AI configuration is shared with the other Gobby CLI crates through
`gobby_core`. The full capability matrix, local model guidance, and routing
examples live in [docs/guides/ai-configuration.md](../../docs/guides/ai-configuration.md).
For one command, use `gwiki ingest-file --no-ai` to keep media ingest on the
privacy path. Use `--transcription-routing`, `--vision-routing`, and
`--text-routing` to override configured AI routing for a single ingest.
## Retrieval
`gwiki search` is the retrieval primitive for humans and agents: hybrid
BM25 + semantic + graph-boosted hits with bounded query-token snippets,
provenance (`wiki_page`, `source_path`, `result_type`, `sources`), and
`code_citations` tied to the returned hits. Full document bodies never appear
in search output; follow a hit with `gwiki read --path <wiki_page>`. Agents
compose `search` + `read` for research loops and deposit results back through
`collect`/`ingest-file`.
`gwiki ask` is a thin RAG layer over the same retrieval: top-k hits become a
bounded evidence prompt (~12K-token cap, reported via `prompt_token_budget` /
`prompt_tokens_estimated`), one completion runs through the daemon route or a
direct OpenAI-compatible endpoint (`--ai daemon|direct|auto`, including
LM Studio), and the answer is checked against the evidence with grounded
citations.
## Source Refresh
`gwiki index` rebuilds derived search state from files already on disk.
`gwiki refresh` updates existing source records first, then indexes once when a
batch changed.
```bash
gwiki refresh [--id SOURCE_ID ...] [--dry-run] [--format json] [--project | --topic NAME]
```
Refresh is manifest-driven from `raw/INDEX.md`. It refreshes URL records and
local files originally captured by `gwiki ingest-file`, including audio, image,
video, PDF, Office, HTML, Markdown, text, and generic file sources.

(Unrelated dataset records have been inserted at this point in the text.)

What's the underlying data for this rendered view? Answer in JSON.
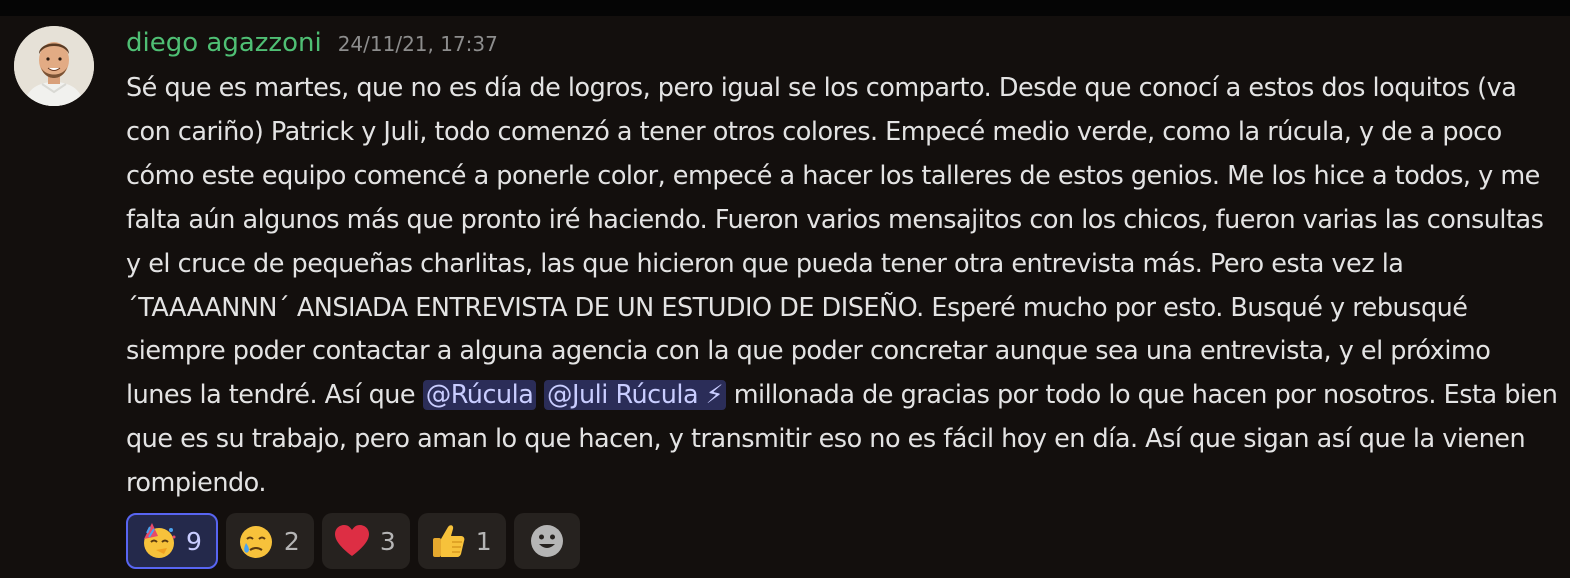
{
  "message": {
    "author": "diego agazzoni",
    "timestamp": "24/11/21, 17:37",
    "text_before": "Sé que es martes, que no es día de logros, pero igual se los comparto. Desde que conocí a estos dos loquitos (va con cariño) Patrick y Juli, todo comenzó a tener otros colores. Empecé medio verde, como la rúcula, y de a poco cómo este equipo comencé a ponerle color, empecé a hacer los talleres de estos genios. Me los hice a todos, y me falta aún algunos más que pronto iré haciendo. Fueron varios mensajitos con los chicos, fueron varias las consultas y el cruce de pequeñas charlitas, las que hicieron que pueda tener otra entrevista más. Pero esta vez la ´TAAAANNN´ ANSIADA ENTREVISTA DE UN ESTUDIO DE DISEÑO. Esperé mucho por esto. Busqué y rebusqué siempre poder contactar a alguna agencia con la que poder concretar aunque sea una entrevista, y el próximo lunes la tendré. Así que ",
    "mention_1": "@Rúcula",
    "mention_2": "@Juli Rúcula ⚡",
    "text_after": " millonada de gracias por todo lo que hacen por nosotros. Esta bien que es su trabajo, pero aman lo que hacen, y transmitir eso no es fácil hoy en día. Así que sigan así que la vienen rompiendo."
  },
  "reactions": [
    {
      "icon": "party-face-icon",
      "count": "9",
      "selected": true
    },
    {
      "icon": "crying-face-icon",
      "count": "2",
      "selected": false
    },
    {
      "icon": "red-heart-icon",
      "count": "3",
      "selected": false
    },
    {
      "icon": "thumbs-up-icon",
      "count": "1",
      "selected": false
    }
  ],
  "colors": {
    "background": "#130f0d",
    "username": "#4fbf74",
    "mention_bg": "#2b2d58",
    "mention_text": "#c9cdff",
    "selected_border": "#5865f2"
  }
}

It never
scans directories or follows globs. Unchanged local file bytes are reported
without rerunning AI/media extraction. Connector records without replay
contracts, such as stdin, research notes, MediaWiki, Wayback, and Git
repositories, are skipped unless explicitly selected. Local file/media records
without replay metadata are reported in `failed`.
`--dry-run` reports candidates without fetching, reading source bytes, writing,
deleting, or indexing.
JSON output includes `command: "refresh"`, `scope`, `status`, `dry_run`,
`planned`, `refreshed`, `unchanged`, `failed`, `skipped`, `indexed`,
`index_status`, and `degradations`. Changed content gets a new content-hash
source ID and reports `old_id`, `new_id`, `raw_path`, and `previous_raw_path`;
unchanged content is left untouched and `index_status.status` is `not_run`.